We can't always make memories. We put a lot of effort, money and hope into creating the perfect wedding, graduation, birthday party, but often it's the unscripted events that stay in your mind. That single moment when you know that this one will stay with you for the rest of your life.
I'd been playing around with the idea for this post for a while before I realised that it was directly connected to another idea that I'd had for a book -- it's only the merest glimmer at present, but the story is going to hinge on six particular memories that have shaped the hero's life. At present, I have only vague thoughts about three of them, but until I get all six together the story is never going to see the light of day. I didn't expect that making someone else's memories could be as hard as hanging on to your own.
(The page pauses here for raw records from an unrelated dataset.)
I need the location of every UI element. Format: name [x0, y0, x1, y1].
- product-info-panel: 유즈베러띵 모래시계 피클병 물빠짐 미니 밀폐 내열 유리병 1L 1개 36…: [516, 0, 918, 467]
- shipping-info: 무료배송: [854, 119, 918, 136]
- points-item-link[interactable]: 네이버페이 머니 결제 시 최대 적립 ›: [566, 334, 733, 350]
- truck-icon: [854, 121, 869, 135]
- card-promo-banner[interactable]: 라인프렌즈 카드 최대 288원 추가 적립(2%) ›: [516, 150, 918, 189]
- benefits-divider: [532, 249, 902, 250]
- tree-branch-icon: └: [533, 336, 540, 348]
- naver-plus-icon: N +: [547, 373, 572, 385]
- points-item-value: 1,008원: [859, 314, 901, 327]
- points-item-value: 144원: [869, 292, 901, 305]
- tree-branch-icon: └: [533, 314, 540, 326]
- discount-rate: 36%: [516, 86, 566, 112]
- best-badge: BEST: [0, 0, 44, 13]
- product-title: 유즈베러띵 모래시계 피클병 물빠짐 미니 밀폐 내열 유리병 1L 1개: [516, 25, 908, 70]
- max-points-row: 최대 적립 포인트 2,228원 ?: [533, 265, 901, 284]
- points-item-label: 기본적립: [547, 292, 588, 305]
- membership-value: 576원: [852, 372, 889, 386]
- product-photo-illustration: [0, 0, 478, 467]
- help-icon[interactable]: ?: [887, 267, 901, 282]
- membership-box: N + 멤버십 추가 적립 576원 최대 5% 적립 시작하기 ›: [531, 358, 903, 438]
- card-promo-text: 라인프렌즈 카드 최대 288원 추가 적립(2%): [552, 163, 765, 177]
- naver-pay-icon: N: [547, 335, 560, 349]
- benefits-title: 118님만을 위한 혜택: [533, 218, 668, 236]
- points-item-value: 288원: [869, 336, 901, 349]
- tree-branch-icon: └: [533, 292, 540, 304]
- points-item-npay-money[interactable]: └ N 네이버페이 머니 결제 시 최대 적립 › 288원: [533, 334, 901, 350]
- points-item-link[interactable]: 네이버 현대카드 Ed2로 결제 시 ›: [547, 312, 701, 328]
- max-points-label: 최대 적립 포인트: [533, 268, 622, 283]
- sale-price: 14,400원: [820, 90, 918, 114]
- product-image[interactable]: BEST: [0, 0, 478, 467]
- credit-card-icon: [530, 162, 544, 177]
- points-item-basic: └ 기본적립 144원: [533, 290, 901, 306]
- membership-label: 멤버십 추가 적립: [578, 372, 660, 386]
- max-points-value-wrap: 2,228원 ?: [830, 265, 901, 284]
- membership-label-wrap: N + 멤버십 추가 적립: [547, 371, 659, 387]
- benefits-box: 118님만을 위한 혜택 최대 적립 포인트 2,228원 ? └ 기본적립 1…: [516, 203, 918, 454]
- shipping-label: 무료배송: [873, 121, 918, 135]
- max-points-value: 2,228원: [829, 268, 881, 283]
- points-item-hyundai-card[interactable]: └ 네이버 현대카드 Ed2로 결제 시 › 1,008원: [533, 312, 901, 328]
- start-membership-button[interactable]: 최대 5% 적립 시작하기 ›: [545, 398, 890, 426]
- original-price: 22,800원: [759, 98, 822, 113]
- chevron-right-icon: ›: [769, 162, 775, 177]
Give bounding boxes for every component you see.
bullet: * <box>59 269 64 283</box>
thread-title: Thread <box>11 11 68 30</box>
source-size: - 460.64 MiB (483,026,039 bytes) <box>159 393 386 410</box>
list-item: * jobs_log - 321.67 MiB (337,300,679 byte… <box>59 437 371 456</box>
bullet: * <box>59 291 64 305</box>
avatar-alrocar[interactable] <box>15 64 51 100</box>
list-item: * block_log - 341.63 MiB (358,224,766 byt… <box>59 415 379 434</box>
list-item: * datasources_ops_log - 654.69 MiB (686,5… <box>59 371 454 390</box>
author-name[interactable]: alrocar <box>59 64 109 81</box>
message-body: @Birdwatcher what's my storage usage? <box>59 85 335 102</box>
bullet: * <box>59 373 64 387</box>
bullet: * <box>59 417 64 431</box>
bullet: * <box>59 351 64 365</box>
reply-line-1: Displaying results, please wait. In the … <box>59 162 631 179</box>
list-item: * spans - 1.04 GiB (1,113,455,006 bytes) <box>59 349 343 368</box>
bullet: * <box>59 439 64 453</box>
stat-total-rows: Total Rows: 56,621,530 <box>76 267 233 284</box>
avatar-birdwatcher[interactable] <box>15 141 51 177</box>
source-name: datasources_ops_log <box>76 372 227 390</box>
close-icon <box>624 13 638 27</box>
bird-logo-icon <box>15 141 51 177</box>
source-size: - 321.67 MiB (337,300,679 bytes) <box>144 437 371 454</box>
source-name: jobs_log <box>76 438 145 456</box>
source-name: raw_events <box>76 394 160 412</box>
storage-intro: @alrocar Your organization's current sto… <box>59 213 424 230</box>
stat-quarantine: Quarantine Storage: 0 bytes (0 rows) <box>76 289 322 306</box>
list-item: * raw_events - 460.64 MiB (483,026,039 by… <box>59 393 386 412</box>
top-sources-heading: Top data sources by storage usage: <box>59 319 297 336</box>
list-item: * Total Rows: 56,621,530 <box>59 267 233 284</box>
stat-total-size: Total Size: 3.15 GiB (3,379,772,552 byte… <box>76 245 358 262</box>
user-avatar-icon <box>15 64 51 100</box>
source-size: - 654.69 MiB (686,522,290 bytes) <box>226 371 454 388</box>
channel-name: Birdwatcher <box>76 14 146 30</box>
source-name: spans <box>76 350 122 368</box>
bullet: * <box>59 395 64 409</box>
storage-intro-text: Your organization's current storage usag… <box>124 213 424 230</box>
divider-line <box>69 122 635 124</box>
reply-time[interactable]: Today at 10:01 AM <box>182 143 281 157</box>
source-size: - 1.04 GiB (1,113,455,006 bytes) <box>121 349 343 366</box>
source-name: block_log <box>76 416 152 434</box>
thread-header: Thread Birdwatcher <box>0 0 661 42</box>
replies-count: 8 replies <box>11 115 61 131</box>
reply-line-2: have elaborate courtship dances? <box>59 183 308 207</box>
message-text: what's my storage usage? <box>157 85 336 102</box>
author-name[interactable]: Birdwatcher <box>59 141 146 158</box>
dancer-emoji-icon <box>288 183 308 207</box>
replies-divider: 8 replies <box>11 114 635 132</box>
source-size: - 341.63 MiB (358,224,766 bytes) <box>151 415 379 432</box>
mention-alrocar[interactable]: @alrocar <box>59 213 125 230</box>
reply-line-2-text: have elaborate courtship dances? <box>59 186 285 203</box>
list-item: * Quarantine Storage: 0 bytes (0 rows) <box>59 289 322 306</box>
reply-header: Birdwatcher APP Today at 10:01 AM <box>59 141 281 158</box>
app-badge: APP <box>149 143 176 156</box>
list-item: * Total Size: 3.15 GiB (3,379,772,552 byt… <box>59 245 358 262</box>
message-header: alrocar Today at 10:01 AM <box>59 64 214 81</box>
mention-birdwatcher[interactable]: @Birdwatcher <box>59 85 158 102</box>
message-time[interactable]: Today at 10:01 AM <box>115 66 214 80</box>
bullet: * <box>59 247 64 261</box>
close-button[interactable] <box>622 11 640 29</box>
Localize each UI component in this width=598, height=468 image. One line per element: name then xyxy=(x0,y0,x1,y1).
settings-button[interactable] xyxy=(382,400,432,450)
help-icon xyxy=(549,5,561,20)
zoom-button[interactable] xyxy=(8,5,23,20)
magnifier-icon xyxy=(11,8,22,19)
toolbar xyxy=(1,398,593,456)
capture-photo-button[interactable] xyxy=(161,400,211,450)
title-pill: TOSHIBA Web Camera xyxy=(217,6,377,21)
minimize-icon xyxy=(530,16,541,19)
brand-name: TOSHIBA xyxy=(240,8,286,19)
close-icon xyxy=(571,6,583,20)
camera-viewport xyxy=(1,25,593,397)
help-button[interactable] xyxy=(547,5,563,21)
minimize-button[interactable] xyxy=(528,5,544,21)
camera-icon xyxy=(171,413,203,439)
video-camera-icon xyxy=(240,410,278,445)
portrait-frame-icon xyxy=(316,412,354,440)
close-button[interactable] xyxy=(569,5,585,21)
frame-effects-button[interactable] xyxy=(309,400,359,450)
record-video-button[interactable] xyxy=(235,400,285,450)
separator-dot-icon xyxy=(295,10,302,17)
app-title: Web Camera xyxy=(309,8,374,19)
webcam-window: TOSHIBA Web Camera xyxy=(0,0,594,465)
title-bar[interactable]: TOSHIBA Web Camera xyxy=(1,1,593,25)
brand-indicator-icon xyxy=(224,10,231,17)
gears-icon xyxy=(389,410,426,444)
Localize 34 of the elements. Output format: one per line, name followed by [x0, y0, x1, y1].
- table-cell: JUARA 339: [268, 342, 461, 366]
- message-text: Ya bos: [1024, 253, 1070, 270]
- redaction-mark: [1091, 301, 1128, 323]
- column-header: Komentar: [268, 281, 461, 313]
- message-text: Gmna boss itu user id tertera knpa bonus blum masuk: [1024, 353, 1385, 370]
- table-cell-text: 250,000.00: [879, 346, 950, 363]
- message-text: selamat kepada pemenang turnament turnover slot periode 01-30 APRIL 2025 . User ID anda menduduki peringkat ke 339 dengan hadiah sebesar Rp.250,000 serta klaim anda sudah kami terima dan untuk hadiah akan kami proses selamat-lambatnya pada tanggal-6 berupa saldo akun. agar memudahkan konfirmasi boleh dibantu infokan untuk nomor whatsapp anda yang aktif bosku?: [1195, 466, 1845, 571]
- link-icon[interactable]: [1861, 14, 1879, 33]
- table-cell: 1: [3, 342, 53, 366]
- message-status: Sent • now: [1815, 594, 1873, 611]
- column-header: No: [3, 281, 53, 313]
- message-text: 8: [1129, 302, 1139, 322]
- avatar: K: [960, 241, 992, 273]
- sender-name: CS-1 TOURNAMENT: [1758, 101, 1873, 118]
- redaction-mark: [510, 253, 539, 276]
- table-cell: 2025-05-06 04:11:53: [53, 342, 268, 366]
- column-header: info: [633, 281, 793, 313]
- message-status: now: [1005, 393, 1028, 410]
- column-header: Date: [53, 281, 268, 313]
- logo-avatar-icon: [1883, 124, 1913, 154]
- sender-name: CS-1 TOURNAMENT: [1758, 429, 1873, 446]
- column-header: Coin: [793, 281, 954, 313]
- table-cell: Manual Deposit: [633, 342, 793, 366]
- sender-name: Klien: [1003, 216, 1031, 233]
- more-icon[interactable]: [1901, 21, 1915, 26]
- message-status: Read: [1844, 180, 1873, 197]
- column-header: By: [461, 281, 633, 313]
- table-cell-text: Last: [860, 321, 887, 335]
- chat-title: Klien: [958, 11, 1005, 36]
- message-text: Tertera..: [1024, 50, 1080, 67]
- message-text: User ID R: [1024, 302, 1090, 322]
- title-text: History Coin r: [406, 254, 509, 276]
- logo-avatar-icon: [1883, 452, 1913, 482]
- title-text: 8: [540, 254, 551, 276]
Research is valuable for a writer. There are many stories of authors who have given realistic accounts of places they have never visited, and historical writers must always be working a little in the dark, as we can never quite know whether we have the historical 'feel' right. As a writer and a reader though, I find the things I remember, and put into my writing, the most rewarding. To create an atmosphere from somewhere I have visited, with just a quick reference, or to read in a book about a place or an event I remember adds to the experience. Writers of fantasy have a hard time with that one - the trick there is to create the world so everyone feels as if they have been there.
Hanging on to your memories for future reference? That's where the note book that every writer is supposed to carry, to jot down thoughts and impressions, comes into it's own. Provided you remember to take it with you, of course!